U.S. stocks held steady on Tuesday as the market’s blistering rally in February took a pause.
The Dow Jones Industrials faded 10.72 points south of breakeven to finish the day at 31,375.04, ending after a six-day winning streak.
The S&P 500 sank 4.3 points to 3,911.29.
The NASDAQ Composite added to its all-time record, 20.06 points to 14,007.70. Facebook and Netflix rose more than 1% each, while Microsoft and Alphabet also traded in the green.
Investors could be taking some chips off the table following a strong rally boosted by optimism for a smooth reopening amid the COVID vaccine rollout. Cyclical sectors, which had outperformed in recent weeks, led the declines. Energy fell 2.4%, paring its month-to-date gains to 10%. Financials dipped 0.5% after rallying more than 7% this month.
However, Bank of America said a market correction could be on the horizon as the recent runup has shown signs of overheating, but it will be a buying opportunity for equity investors.

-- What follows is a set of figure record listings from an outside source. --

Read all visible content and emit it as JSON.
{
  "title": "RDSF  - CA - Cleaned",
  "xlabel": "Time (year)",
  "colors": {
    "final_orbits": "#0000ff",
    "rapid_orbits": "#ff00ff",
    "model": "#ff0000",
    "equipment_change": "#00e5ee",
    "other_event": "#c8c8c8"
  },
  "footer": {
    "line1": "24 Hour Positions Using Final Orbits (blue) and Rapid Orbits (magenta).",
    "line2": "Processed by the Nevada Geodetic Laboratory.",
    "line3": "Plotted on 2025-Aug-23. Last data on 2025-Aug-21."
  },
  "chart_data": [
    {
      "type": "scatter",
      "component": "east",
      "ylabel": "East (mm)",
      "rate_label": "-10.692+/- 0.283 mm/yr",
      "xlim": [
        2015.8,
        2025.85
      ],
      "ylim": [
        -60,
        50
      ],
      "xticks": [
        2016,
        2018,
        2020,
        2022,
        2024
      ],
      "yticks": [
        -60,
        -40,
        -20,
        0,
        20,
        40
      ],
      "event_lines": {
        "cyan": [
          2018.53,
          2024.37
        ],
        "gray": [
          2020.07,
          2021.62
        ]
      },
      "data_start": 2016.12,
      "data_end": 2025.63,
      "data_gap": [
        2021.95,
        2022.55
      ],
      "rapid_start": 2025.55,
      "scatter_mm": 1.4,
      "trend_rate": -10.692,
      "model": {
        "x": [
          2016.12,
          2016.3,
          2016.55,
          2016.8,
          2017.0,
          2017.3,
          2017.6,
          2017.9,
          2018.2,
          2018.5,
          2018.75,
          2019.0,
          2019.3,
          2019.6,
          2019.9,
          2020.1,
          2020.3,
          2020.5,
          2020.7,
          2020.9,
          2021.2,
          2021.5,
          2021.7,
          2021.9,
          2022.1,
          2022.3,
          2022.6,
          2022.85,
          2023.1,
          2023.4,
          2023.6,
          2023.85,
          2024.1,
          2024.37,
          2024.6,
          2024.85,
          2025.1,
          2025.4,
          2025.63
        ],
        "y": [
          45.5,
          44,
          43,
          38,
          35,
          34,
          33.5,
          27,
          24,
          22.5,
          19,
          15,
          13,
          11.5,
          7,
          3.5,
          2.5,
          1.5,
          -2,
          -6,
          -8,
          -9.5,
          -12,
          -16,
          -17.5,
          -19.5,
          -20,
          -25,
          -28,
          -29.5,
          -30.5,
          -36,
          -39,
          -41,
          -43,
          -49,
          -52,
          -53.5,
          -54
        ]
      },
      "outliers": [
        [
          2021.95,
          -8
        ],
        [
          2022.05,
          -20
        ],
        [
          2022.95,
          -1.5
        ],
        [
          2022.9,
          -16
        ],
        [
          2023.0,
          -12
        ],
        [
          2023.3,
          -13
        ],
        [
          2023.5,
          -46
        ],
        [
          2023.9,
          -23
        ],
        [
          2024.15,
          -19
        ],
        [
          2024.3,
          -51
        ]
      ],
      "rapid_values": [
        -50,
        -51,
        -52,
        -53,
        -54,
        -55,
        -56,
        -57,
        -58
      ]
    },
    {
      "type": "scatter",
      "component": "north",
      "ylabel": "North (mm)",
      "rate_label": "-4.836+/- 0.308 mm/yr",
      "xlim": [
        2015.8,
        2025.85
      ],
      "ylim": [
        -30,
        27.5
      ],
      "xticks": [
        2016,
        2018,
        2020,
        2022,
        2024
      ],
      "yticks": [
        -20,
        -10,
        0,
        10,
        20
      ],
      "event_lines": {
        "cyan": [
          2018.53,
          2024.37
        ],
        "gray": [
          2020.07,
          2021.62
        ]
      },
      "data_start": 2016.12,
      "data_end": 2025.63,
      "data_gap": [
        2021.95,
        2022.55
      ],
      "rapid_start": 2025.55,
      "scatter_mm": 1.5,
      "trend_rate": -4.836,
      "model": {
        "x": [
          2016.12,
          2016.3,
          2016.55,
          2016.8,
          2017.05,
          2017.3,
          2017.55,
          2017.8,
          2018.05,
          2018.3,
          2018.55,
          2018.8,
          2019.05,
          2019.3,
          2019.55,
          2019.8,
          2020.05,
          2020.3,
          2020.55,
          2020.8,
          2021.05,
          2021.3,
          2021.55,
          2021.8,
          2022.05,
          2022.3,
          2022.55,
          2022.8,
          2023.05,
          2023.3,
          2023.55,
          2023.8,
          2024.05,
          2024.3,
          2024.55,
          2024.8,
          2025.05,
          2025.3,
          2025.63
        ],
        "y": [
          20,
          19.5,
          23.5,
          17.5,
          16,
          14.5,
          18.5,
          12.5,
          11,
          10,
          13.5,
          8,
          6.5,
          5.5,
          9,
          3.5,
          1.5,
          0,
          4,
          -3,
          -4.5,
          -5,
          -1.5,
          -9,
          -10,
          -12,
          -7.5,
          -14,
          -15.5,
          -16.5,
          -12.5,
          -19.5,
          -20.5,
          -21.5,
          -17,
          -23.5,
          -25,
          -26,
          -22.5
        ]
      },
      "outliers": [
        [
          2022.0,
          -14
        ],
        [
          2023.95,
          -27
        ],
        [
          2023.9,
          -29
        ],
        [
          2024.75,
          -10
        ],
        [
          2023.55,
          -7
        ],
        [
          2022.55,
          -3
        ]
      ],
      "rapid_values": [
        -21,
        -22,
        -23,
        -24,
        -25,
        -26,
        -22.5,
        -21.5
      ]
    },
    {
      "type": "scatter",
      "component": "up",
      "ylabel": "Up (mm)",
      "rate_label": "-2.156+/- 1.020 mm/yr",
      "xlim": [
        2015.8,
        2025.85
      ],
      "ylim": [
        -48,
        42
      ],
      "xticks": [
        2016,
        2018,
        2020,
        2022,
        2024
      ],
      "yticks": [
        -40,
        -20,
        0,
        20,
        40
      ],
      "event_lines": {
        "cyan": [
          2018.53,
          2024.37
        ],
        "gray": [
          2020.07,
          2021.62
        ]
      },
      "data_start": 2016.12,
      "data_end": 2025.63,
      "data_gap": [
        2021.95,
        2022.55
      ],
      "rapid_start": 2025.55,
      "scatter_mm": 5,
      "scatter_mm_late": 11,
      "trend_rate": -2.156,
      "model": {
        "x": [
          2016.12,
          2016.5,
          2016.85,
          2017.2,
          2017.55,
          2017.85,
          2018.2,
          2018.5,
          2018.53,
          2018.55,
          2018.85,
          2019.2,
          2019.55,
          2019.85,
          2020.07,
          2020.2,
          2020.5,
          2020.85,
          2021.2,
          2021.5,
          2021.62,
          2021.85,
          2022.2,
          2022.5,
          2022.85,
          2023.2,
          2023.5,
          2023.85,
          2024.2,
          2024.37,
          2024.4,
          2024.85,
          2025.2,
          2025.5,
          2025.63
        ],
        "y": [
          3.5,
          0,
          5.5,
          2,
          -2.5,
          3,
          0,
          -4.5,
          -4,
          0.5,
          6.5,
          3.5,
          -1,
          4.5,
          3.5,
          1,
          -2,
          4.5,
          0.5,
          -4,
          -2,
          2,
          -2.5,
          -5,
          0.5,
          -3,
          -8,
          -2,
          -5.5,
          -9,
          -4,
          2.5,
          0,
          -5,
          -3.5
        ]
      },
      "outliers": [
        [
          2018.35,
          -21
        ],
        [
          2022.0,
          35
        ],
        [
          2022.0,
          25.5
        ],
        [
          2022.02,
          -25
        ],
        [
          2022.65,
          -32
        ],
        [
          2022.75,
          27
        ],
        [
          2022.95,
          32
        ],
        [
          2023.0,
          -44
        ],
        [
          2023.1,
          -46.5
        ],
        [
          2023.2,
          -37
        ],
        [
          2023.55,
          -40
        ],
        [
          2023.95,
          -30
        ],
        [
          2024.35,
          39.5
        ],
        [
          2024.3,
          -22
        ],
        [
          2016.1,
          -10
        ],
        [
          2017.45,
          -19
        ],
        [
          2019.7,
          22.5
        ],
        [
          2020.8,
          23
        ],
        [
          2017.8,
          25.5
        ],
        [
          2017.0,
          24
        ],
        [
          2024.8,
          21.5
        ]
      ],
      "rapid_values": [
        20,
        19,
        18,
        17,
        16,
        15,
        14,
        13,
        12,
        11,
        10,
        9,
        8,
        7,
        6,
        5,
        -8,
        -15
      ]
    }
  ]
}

Lawmakers in Washington appear to be moving closer to another economic relief bill. House Democrats on Monday unveiled the details of a relief proposal that included $1,400 direct cheques with faster phase-outs than previous bills. Many believe additional stimulus could help drive the stock market higher
Prices for 10-Year Treasurys gained, lowering yields to 1.16% from Monday’s 1.18%. Treasury prices and yields move in opposite directions.
Oil prices regained 36 cents to $58.33 U.S. a barrel.
Gold prices gained $1.80 to $1,836.00 U.S. an ounce.